A niche blog dedicated to the issues that arise when supplementary protection certificates (SPCs) extend patents beyond their normal life -- and to the respective positions of patent owners, investors, competitors and consumers. The blog also addresses wider issues that may be of interest or use to those involved in the extension of patent rights. You can email The SPC Blog here

Tuesday, 2 August 2011

Non-payment of Cetrorelix fee on time fatal for SPC

On 20 July 2010 the United Kingdom's Intellectual Property Office issued a decision in Case BL0/252/11 The Administrators of the Tulane Education Fund, on the consequences of the non-payment of the fee for bringing an SPC into effect. The official note of the case describes this decision thus:
"The applicant failed to pay the prescribed fee for bringing supplementary protection certificate SPC/GB/99/033 into effect within the prescribed period or within the period of six months following the end of the prescribed period.
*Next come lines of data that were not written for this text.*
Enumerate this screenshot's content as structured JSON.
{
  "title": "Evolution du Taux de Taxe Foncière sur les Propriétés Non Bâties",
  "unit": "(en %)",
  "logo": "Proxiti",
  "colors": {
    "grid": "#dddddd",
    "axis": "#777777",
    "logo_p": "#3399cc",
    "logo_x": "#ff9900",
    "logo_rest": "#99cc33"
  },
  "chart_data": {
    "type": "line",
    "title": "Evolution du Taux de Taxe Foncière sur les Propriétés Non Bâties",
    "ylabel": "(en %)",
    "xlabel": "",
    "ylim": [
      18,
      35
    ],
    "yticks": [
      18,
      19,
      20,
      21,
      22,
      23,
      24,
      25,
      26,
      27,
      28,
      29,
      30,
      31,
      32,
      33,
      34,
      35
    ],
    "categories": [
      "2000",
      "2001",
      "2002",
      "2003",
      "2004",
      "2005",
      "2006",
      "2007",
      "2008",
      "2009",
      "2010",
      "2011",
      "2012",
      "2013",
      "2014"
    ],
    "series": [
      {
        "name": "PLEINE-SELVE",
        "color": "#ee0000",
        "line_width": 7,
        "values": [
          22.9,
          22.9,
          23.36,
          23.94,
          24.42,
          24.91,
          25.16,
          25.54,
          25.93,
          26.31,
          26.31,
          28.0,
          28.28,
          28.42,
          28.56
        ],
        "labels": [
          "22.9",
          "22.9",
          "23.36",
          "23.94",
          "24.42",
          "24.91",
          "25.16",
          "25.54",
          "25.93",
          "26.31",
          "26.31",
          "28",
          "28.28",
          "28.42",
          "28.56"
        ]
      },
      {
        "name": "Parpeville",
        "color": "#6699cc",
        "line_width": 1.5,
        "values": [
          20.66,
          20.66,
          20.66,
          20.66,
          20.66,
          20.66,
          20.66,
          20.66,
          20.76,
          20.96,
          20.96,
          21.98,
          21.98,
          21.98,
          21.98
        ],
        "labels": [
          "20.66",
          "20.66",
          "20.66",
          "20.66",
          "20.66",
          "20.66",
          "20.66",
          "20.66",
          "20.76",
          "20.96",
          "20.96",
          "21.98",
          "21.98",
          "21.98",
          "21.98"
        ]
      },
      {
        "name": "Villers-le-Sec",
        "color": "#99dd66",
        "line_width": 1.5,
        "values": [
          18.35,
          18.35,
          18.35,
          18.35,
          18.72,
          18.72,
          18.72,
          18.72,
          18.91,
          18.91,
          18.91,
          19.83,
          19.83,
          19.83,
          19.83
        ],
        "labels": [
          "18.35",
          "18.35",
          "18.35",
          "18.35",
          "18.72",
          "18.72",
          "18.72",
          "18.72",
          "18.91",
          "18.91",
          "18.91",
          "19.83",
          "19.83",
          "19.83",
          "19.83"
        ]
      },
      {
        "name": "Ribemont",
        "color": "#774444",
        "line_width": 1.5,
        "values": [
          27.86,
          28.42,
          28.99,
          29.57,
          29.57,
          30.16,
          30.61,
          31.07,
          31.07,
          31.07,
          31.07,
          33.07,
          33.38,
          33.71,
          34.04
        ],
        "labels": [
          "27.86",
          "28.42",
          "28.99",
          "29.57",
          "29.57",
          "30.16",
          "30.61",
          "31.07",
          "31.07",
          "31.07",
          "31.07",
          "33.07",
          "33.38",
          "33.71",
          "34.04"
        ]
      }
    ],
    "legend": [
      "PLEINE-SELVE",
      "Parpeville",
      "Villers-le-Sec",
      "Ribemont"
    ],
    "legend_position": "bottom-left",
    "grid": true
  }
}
The applicant argued that a late payment of the fee should be allowed either as a correction of an irregularity under rule 107 [of the Patents Rules 2007], a reinstatement under section 20A [of the Patents Act 1977], or a restoration under section 28. The hearing officer found that there was no error, default or omission on the part of the Office that resulted in the failure to pay the SPC fee in time in order to bring the SPC into effect and therefore rule 107 did not give the comptroller discretion to allow the late payment. He also found that neither section 20A nor section 28 applied in the present circumstances. The SPC could not therefore be brought into effect".
The SPC in this instance was for “Cetrorelix and pharmaceutically acceptable salts thereof, including cetrorelixacetate”, protected by basic patent EP (UK) 0299402 entitled “LHRH antagonists, their manufacture and pharmaceutical compositions thereof”. The circumstances in which the applicant failed to make payment on time are explained in the decision of Mr B. Micklewright.